What about workplaces? What should they be doing to make sure women get their turn to lead?

Initiatives in workplaces are important. When I was at CBC, I made sure the diversity team reported directly to my office. Despite advancements, diversity is a muscle that needs constant flexing.

Do you believe in quotas or targets?

I definitely believe in benchmarking and seeing where the numbers are going. I don’t believe in saying, “We need to reach that quota by this year.” But I think watching how the trend is going up or down within the company is incredibly important.

Twitter has a workplace SWAT team—which stands for Super Women at Twitter. What do they do?

It’s a self-formed group of women who see the opportunities and benefits of working together. Currently, the SWAT team is doing a great job at passing around open opportunities within the company to remind people, “Hey, if you have anybody or know anybody to fill this role, that would be great.” There’s also a group within the company called Blackbirds, which is the black Twitter employee group. There’s an LGBT group too. I think these are ways to remind ourselves that when people come to work, they’re still individuals that represent a certain lifestyle or person.

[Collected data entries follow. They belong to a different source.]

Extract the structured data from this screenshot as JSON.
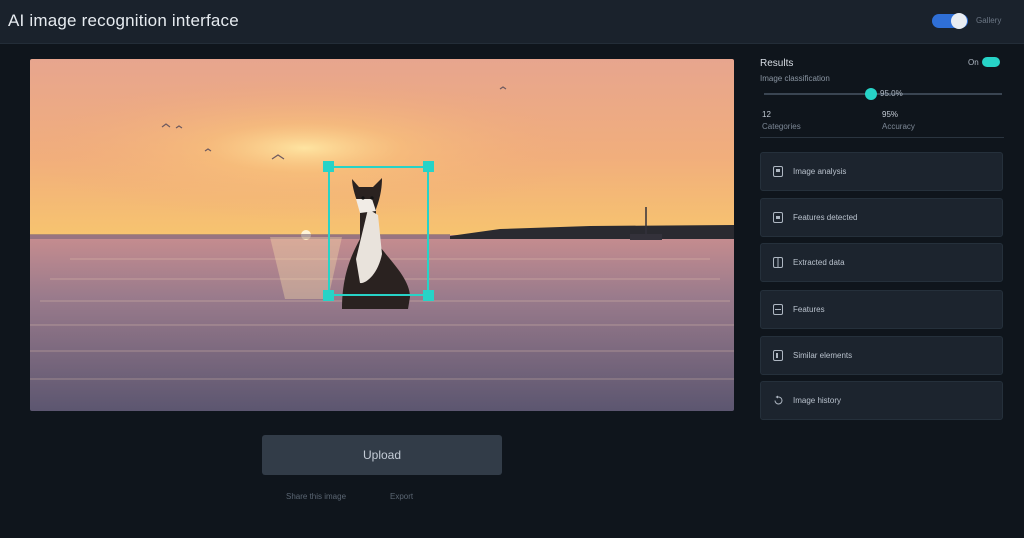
{
  "header": {
    "title": "AI image recognition interface",
    "toggle_label": "Gallery",
    "toggle_on": true
  },
  "stage": {
    "image_description": "sunset over sea with cat",
    "detection": {
      "label": "cat"
    }
  },
  "action": {
    "button_label": "Upload",
    "footnote_left": "Share this image",
    "footnote_right": "Export"
  },
  "panel": {
    "title": "Results",
    "subtitle": "Image classification",
    "switch_label": "On",
    "confidence_value": "95.0%",
    "confidence_level": 0.45,
    "stats": [
      {
        "value": "12",
        "label": "Categories"
      },
      {
        "value": "95%",
        "label": "Accuracy"
      }
    ],
    "items": [
      {
        "icon": "image-icon",
        "label": "Image analysis"
      },
      {
        "icon": "tag-icon",
        "label": "Features detected"
      },
      {
        "icon": "grid-icon",
        "label": "Extracted data"
      },
      {
        "icon": "box-icon",
        "label": "Features"
      },
      {
        "icon": "layers-icon",
        "label": "Similar elements"
      },
      {
        "icon": "history-icon",
        "label": "Image history"
      }
    ]
  },
  "colors": {
    "accent": "#27d3c7",
    "toggle": "#2f6fd6",
    "background": "#0f151c"
  }
}
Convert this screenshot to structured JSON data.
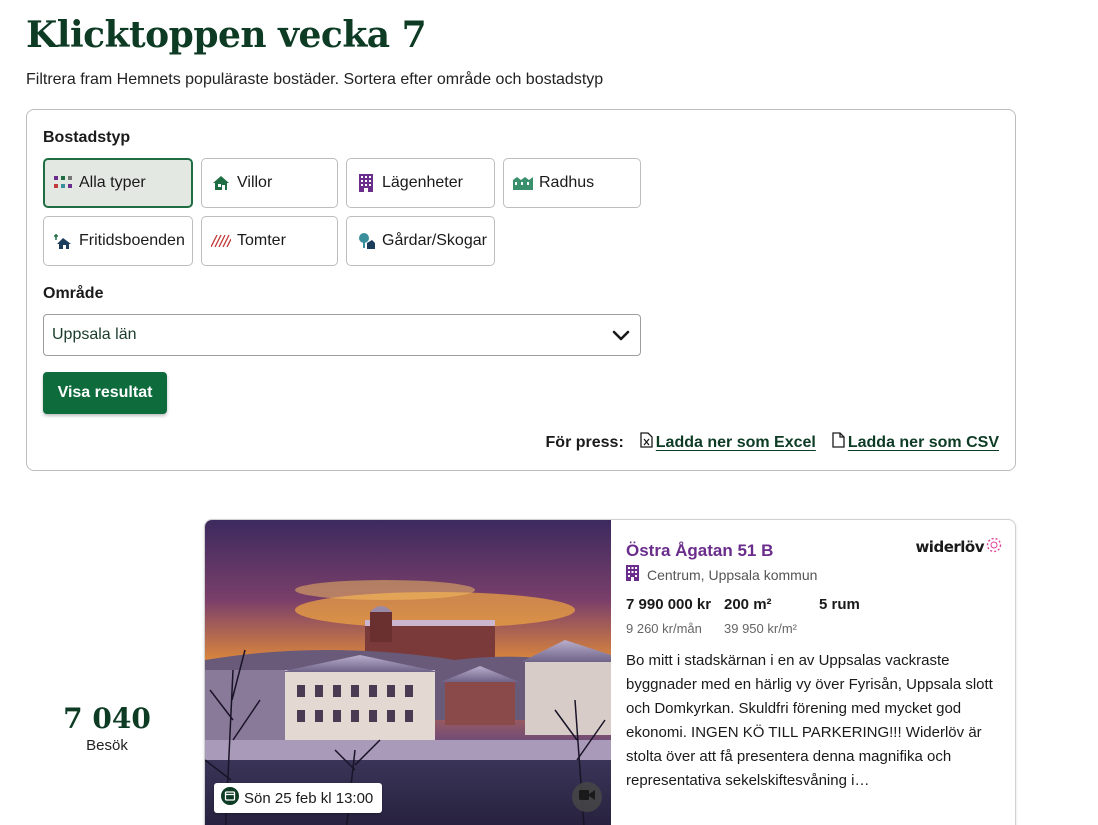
{
  "page": {
    "title": "Klicktoppen vecka 7",
    "subtitle": "Filtrera fram Hemnets populäraste bostäder. Sortera efter område och bostadstyp"
  },
  "filters": {
    "type_label": "Bostadstyp",
    "types": [
      {
        "label": "Alla typer",
        "icon": "grid-icon",
        "selected": true
      },
      {
        "label": "Villor",
        "icon": "house-icon",
        "selected": false
      },
      {
        "label": "Lägenheter",
        "icon": "apartment-building-icon",
        "selected": false
      },
      {
        "label": "Radhus",
        "icon": "townhouse-icon",
        "selected": false
      },
      {
        "label": "Fritidsboenden",
        "icon": "cabin-icon",
        "selected": false
      },
      {
        "label": "Tomter",
        "icon": "plot-icon",
        "selected": false
      },
      {
        "label": "Gårdar/Skogar",
        "icon": "farm-tree-icon",
        "selected": false
      }
    ],
    "area_label": "Område",
    "area_value": "Uppsala län",
    "submit_label": "Visa resultat",
    "press_label": "För press:",
    "excel_link": "Ladda ner som Excel",
    "csv_link": "Ladda ner som CSV"
  },
  "listing": {
    "visits": "7 040",
    "visits_label": "Besök",
    "viewing": "Sön 25 feb kl 13:00",
    "address": "Östra Ågatan 51 B",
    "broker": "widerlöv",
    "location": "Centrum, Uppsala kommun",
    "price": "7 990 000 kr",
    "size": "200 m²",
    "rooms": "5 rum",
    "fee": "9 260 kr/mån",
    "price_per_sqm": "39 950 kr/m²",
    "description": "Bo mitt i stadskärnan i en av Uppsalas vackraste byggnader med en härlig vy över Fyrisån, Uppsala slott och Domkyrkan. Skuldfri förening med mycket god ekonomi.   INGEN KÖ TILL PARKERING!!! Widerlöv är stolta över att få presentera denna magnifika och representativa sekelskiftesvåning i…"
  },
  "colors": {
    "brand_green": "#0e6b3b",
    "heading_green": "#0d3b24",
    "address_purple": "#6a2d8c",
    "broker_pink": "#e0409a"
  }
}
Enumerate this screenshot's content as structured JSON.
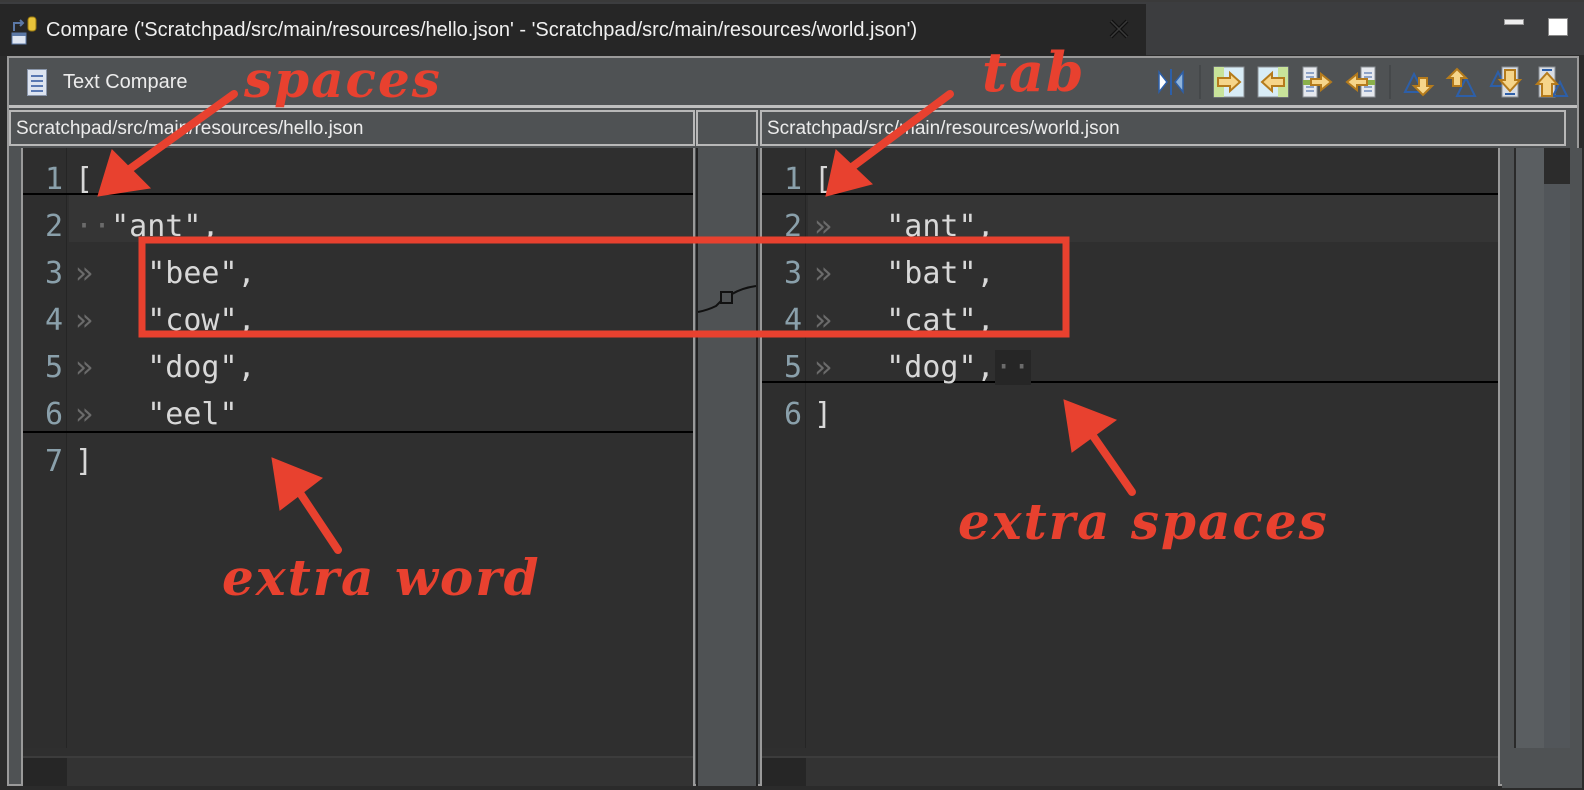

You don’t have to give that up when you come through the door.

Were you surprised by the media scrutiny when you left the CBC?

I thought I’d go off to this nice new job at Twitter and the big question would be, “Who’s next at CBC?” because it’s an institution that’s obviously bigger than any one person. I was shocked to see the questions they asked were incredibly personal. It was like, “Is she either the genius who saw the future or is she the idiot who just gave up the biggest job ever?” I happen to think I’m somewhere in between.

So what was it specifically that spoke to you about Twitter?

I like the openness of the platform as a communication tool—it isn’t one-way, whereas broadcasting still largely is. I think Twitter provides a great partnership platform for traditional media to speak in a new space. And there was the comfort of knowing we’re actually there to help everybody. We’re helping not just newspapers, magazines and television networks but also bloggers, people off the street who take a shot and tweet it.

You’ve said one of your greatest strengths is knowing how to find broader audiences, something you did successfully at CBC with shows like Battle of the Blades. What’s the secret?

I think it’s easy to put yourself first, when you’re sitting in an office, concerned about the day-to-day operations of an organization. Particularly in the media space, you have to be careful to make sure you’re not just speaking to people like you. You have to take yourself out of your building, your world, and look at who else is out there. Maybe my thinking comes from the fact I didn’t go to a tony private school; my family isn’t connected to anybody. We were immigrants who came to Canada.

I started my career with a $16,000 a year receptionist job. When you come from average, you realize how important it is to listen to others. When I was at Alliance Atlantis, I took my staff on the GO train one day to remind ourselves what life is like when you’re not in downtown Toronto. We went west to the Bronte area, and east to the Ajax side as well. And we could see what people appreciated there and see that they do pretty fine with Walmart drapes. It’s so important to get close to an audience and to understand what’s important to them, so you can speak to them with their value system.

How are you aiming to find a broader audience with Twitter, which is struggling these days to maintain its user numbers, never mind grow?

I think we’ve done an incredible job of partnering with a lot of media outlets and journalists. I think the next phase is finding the individual. We’ve seen the rise of the individual, whether it’s through Ferguson or the Arab Spring—you can see the opportunities for individuals to be heard in a way they hadn’t before.

I read that you were once told a surprising revelation by a fortune teller. What did they tell you?

It’s true. I was in Hong Kong at an industry party, and on every floor they had a different form of fortune teller. So I had my palm read, and he said, “You will be prime minister of your country some day.”

Have you ruled that out?

Yeah, totally. I think I have more opportunities for influence on this side.